Matthieu XII, 15-21. « Jésus le sachant se retira de ce lieu-là ; et beaucoup de personnes l’ayant suivi, il les guérit tous. 16. Et il leur commanda de ne le point découvrir ; 17. afin que cette parole du prophète Isaïe fût accomplie : 18. Voici mon serviteur que j’ai élu, mon bien-aimé dans lequel j’ai mis toute mon affection. Je ferai reposer sur lui mon esprit, et il annoncera la justice aux nations. 19. Il ne disputera point, il ne criera point, et personne n’entendra sa voix dans les rues : 20. Il ne brisera point le roseau cassé, et il n’achèvera point d’éteindre la mèche qui fume encore, jusqu’à ce qu’il fasse triompher la justice de sa cause : 21. et les nations espéreront en son nom. » Voir Isaïe, XLII, 1. Le commentaire de Port-Royal insiste sur le fait que le peuple a été touché par le Christ, mais que les pharisiens n’ont pas renoncé à la haine qu’ils lui vouaient.

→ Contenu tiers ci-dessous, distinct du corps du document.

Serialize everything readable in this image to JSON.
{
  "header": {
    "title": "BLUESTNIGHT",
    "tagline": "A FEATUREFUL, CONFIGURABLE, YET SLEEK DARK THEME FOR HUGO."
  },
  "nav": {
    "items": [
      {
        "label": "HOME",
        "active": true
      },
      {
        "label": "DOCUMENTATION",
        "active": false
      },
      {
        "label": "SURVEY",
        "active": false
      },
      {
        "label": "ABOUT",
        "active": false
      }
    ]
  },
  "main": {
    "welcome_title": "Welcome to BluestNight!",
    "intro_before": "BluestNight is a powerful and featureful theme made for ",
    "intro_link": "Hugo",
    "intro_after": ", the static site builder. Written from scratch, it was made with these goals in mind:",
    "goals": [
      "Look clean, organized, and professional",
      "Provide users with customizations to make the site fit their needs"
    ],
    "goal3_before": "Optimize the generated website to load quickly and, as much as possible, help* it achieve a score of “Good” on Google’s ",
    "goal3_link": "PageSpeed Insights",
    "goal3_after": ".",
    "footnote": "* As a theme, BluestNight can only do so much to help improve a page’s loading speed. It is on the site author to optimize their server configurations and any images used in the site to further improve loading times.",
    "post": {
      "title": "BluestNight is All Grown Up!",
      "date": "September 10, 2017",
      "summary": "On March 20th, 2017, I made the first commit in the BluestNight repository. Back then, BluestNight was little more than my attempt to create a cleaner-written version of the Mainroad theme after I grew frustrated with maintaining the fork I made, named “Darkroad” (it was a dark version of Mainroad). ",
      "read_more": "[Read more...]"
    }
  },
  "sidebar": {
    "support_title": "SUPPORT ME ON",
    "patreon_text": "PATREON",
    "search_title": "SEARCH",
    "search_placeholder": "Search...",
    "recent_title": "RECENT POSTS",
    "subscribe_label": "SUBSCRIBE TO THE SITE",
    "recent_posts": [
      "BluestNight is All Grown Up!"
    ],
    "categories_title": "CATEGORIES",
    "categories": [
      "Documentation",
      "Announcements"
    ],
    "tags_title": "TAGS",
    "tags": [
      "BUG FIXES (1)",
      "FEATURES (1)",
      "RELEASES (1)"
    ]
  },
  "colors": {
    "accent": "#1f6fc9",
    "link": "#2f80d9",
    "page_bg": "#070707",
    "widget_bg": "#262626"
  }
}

Matthieu XIII, 13-16. « C’est pourquoi je leur parle en paraboles ; parce qu’en voyant ils ne voient point, et qu’en écoutant ils n’entendent, ni ne comprennent point. 14. Et la prophétie d’Isaïe s’accomplit en eux, lorsqu’il dit : Vous écouterez de vos oreilles, et vous n’entendrez point ; vous regarderez de vos yeux, et vous ne verrez point. 15. Car le cœur de ce peuple s’est appesanti, et leurs oreilles sont devenues sourdes, et ils ont fermé leurs yeux, de peur que leurs yeux ne voient, que leurs oreilles n’entendent, que leur cœur ne comprenne, et que s’étant convertis, je ne les guérisse. 16. Mais pour vous, vos yeux sont heureux de ce qu’ils voient, et vos oreilles de ce qu’elles entendent. » Voir Isaïe, VI, 9. Le commentaire de Port-Royal insiste sur le fait que « le mépris plein d’orgueil et de jalousie, avec lequel ils se fermaient les yeux et les oreilles pour ne pas voir des effets si éclatants de la présence du Messie, et pour ne pas entendre et comprendre tant d’instructions admirables, les avait rendus indignes de recevoir l’intelligence qui était donnée aux disciples de Jésus-Christ ».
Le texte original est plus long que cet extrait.